Every bride will have odd moments in the midst of frantic wedding planning when she’ll wonder whether it would have been better simply to jet off to Las Vegas, but some couples do actually take that step and decide to elope.
The actual meaning of the word elope is when two lovers run away together with the intention of getting married. In the past it may have been because their parents did not approve of the match, or perhaps even because the girl was pregnant.
These days, however, when people refer to eloping, they usually mean a planned destination wedding where the only people present are the bride and groom and a couple of witnesses. The witnesses might be complete strangers provided by the wedding venue, or a couple of close friends, perhaps the people that would usually have been asked to be best man and maid of honour.
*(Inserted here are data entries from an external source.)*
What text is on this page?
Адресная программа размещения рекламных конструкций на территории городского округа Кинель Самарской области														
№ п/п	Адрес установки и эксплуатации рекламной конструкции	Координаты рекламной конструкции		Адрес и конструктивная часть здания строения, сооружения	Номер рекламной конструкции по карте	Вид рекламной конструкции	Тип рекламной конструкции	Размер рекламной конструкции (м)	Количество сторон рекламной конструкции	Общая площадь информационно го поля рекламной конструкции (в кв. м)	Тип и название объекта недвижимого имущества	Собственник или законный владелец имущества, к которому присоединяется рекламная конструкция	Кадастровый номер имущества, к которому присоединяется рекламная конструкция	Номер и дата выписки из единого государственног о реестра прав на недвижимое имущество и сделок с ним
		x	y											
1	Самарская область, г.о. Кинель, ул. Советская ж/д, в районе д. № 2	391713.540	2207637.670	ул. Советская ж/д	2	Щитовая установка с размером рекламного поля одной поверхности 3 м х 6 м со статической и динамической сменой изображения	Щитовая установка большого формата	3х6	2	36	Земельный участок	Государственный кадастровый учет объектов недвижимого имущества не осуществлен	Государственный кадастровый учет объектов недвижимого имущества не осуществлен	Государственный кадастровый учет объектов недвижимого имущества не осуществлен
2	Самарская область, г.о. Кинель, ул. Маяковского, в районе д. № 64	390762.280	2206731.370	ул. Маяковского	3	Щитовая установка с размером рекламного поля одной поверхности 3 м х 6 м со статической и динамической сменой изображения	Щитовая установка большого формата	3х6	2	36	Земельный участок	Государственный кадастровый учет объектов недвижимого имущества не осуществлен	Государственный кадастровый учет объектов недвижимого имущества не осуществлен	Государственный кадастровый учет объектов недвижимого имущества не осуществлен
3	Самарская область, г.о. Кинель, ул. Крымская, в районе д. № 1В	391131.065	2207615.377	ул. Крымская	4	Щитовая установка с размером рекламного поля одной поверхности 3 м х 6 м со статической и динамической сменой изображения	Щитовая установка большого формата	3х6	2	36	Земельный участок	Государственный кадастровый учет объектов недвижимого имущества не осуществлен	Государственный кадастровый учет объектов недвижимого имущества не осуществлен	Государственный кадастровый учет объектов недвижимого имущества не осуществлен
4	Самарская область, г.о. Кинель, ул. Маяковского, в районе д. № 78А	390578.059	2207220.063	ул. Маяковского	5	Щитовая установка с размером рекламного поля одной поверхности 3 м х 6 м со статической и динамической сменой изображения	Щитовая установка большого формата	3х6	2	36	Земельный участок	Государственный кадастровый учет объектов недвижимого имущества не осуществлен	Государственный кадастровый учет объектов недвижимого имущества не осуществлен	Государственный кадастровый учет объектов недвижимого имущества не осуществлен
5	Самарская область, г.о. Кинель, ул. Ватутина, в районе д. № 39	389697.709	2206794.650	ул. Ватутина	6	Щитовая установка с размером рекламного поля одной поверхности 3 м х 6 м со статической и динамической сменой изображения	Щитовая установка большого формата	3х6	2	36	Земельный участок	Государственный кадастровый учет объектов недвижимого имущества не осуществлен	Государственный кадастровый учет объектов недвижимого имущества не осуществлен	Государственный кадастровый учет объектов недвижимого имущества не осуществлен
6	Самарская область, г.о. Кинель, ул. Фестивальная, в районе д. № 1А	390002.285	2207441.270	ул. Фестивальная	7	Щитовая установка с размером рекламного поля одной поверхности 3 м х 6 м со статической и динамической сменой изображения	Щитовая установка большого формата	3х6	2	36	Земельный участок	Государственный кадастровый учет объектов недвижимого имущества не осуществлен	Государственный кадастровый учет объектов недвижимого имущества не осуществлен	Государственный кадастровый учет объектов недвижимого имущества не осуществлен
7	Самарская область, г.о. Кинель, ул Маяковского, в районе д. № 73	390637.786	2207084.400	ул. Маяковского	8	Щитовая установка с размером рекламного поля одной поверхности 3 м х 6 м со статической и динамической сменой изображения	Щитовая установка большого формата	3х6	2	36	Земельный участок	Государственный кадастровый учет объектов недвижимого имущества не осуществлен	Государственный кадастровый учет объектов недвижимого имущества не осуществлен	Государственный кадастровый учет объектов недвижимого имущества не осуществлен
So why do modern couples elope? If you are tempted by the idea of exchanging your vows on a beautiful beach at sunset in an intimate ceremony, but aren’t sure whether you should elope or not, the following pros and cons of eloping should help you to make up your mind.
Three reasons to elope
Your wedding day will be very personal and intimate, and will be just about the two of you together rather than about the right venue, the wedding breakfast, or whether the DJ plays the right songs. You will be able to spend the entire time with your new husband without having to socialise with hundreds of guests.
The whole wedding will be much less expensive if you don’t have to pay for venue hire, catering and entertainment for a roomful of guests. If you are taking your honeymoon in your elopement location you may not have to pay for the actual wedding at all.
You will avoid guest list dilemmas as it will just be the two of you and perhaps your witnesses. You won’t have to decide how many levels of cousins to invite, whether you should ask your work colleagues, or whether it’s impolite just to ask certain people to the evening event when their friends are invited to the whole day.
Reasons not to elope
Although you may think it won’t matter, you might regret excluding your family from your wedding celebrations. There are many significant moments during a traditional wedding ceremony, and seeing the pride in your mother’s face, or walking down the aisle with your father are special feelings that are hard to define.
Family and friends may react negatively to your elopement. It’s easy to say that it is your wedding and you should please yourself, but it’s not going to be a great start to married life if you’ve estranged your closest friends. People are sometimes offended of they don’t get an invite to your wedding, or if you organise a wedding that they can’t go to, especially if they have catered for you at their wedding.
You might offend religious or family values. If your family have strong moral or religious views, they may not see eloping as a suitable way to get married. If your family are strict Catholics, for example, you may cause offence if you decide to get married on a sun drenched beach instead of having a traditional church wedding.